I stared at her for a long second too long.

"And the ending?" I asked carefully. "What was it like?"

Wanessa's fingers paused around her cup. Just a fraction.

"It was clean." she said. "Tied up, almost gentle like the author was tired."

My mouth opened before my brain could tackle it.

"I never liked gentle endings."I said.

Silence, real, heavy silence. Wanessa didn't react immediately, she didn't smile, she didn't accuse, she simply looked at me the way someone looks at a sentence that suddenly doesn't belong in the paragraph.

"Never liked?" She repeated softly.

I froze, that was it. I tried to recover, but it was too late.

"In my drafts." I rushed on, waving a hand weakly. "I mean hypothetically gentle endings feel dishonest. Stories like this don't end cleanly. They-"

I stopped because Wanessa's eyes had sharpened.

"The beta readers complained about that." She said quietly. "About how the ending felt unfinished. Like someone meant to come back and rewrite it."
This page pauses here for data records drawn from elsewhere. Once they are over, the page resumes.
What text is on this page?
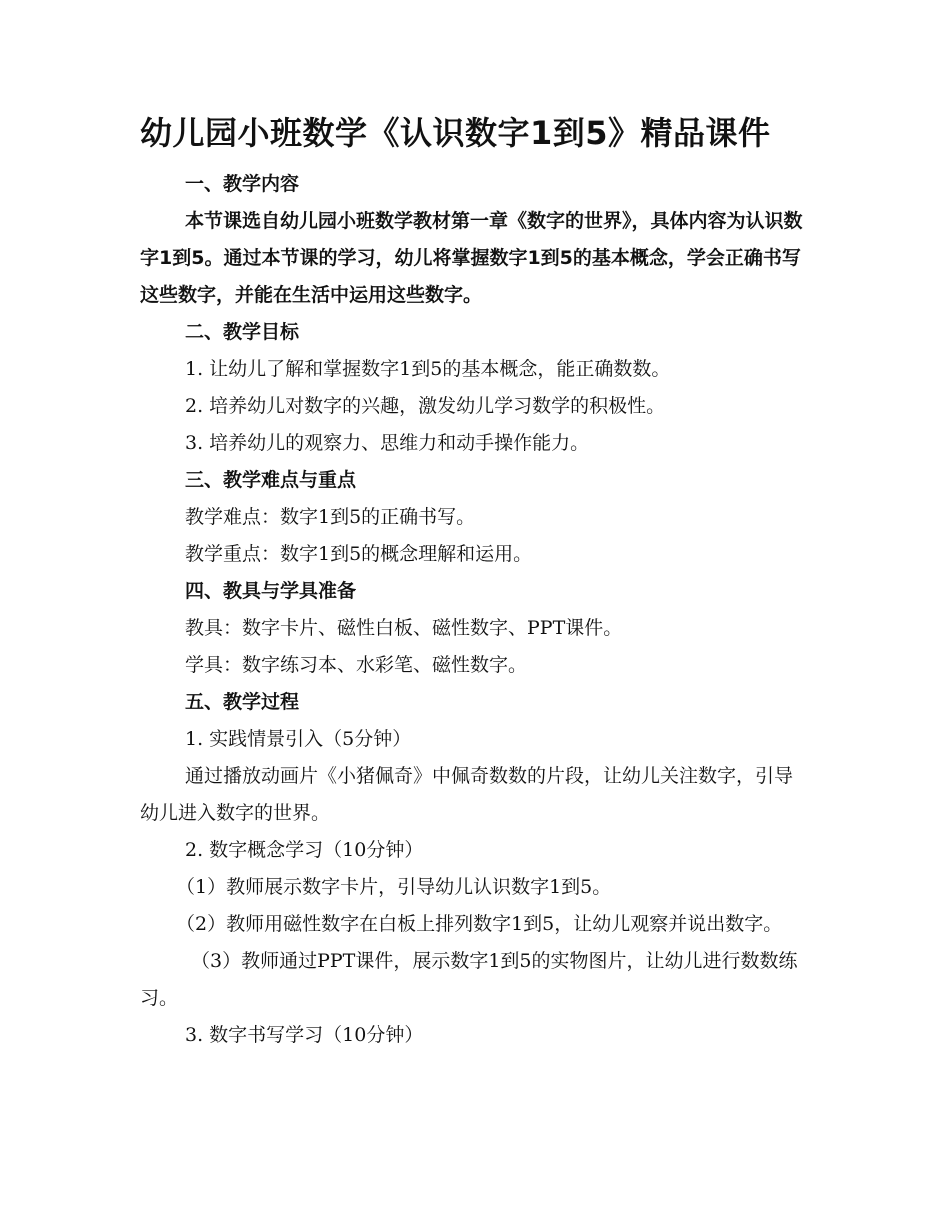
幼儿园小班数学《认识数字1到5》精品课件

一、教学内容

本节课选自幼儿园小班数学教材第一章《数字的世界》，具体内容为认识数字1到5。通过本节课的学习，幼儿将掌握数字1到5的基本概念，学会正确书写这些数字，并能在生活中运用这些数字。

二、教学目标

1. 让幼儿了解和掌握数字1到5的基本概念，能正确数数。

2. 培养幼儿对数字的兴趣，激发幼儿学习数学的积极性。

3. 培养幼儿的观察力、思维力和动手操作能力。

三、教学难点与重点

教学难点：数字1到5的正确书写。

教学重点：数字1到5的概念理解和运用。

四、教具与学具准备

教具：数字卡片、磁性白板、磁性数字、PPT课件。

学具：数字练习本、水彩笔、磁性数字。

五、教学过程

1. 实践情景引入（5分钟）

通过播放动画片《小猪佩奇》中佩奇数数的片段，让幼儿关注数字，引导幼儿进入数字的世界。

2. 数字概念学习（10分钟）

（1）教师展示数字卡片，引导幼儿认识数字1到5。

（2）教师用磁性数字在白板上排列数字1到5，让幼儿观察并说出数字。

（3）教师通过PPT课件，展示数字1到5的实物图片，让幼儿进行数数练习。

3. 数字书写学习（10分钟）
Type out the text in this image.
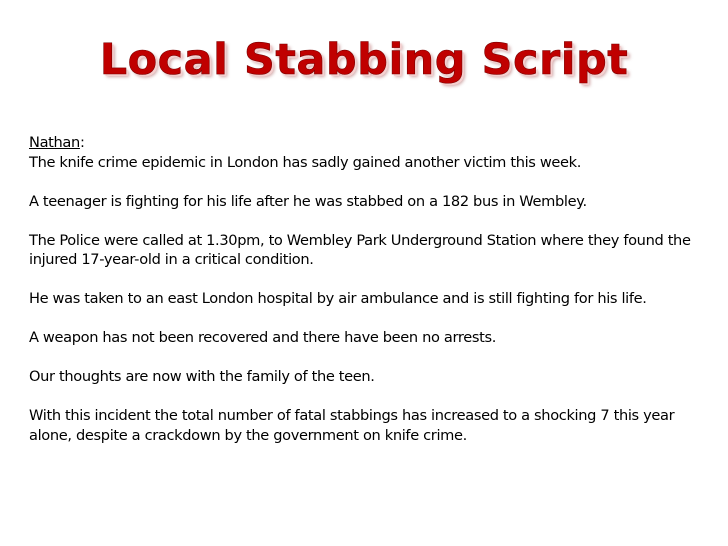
Local Stabbing Script

Nathan:

The knife crime epidemic in London has sadly gained another victim this week.

A teenager is fighting for his life after he was stabbed on a 182 bus in Wembley.

The Police were called at 1.30pm, to Wembley Park Underground Station where they found the injured 17-year-old in a critical condition.

He was taken to an east London hospital by air ambulance and is still fighting for his life.

A weapon has not been recovered and there have been no arrests.

Our thoughts are now with the family of the teen.

With this incident the total number of fatal stabbings has increased to a shocking 7 this year alone, despite a crackdown by the government on knife crime.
My pulse slammed in my ears.

"You know." She continued, tone calm, conversational. "The author used a pen name."

"Moon." Wanessa said.

The word landed between us like a dropped glass. I felt my spine go rigid. She watched my face change, didn't miss a single micro expression.

"That's odd." She went on gently. "Because the only people who ever complained about gentle endings were Moon… and me."

I exhaled slowly, too slowly.

"I talk too much." I muttered.

Wanessa smiled not triumphant, not cruel.

"So." She said, leaning back in her chair, completely at ease now. "You are not just someone who fell into the story."

My throat felt dry.

"You are the one who built it." She finished. "And then got trapped inside as someone who was never meant to exist."

I didn't deny it. Wanessa took a sip of her coffee, eyes never leaving mine.

"Well." She said lightly, like this wasn't reality shattering information. "That explains why you look at the world like you are waiting for it to misbehave."

"You are taking this very well."I said.

"I already survived your story once."She shrugged. Her gaze softened. "I was curious what you'd be like without the pen, Moon."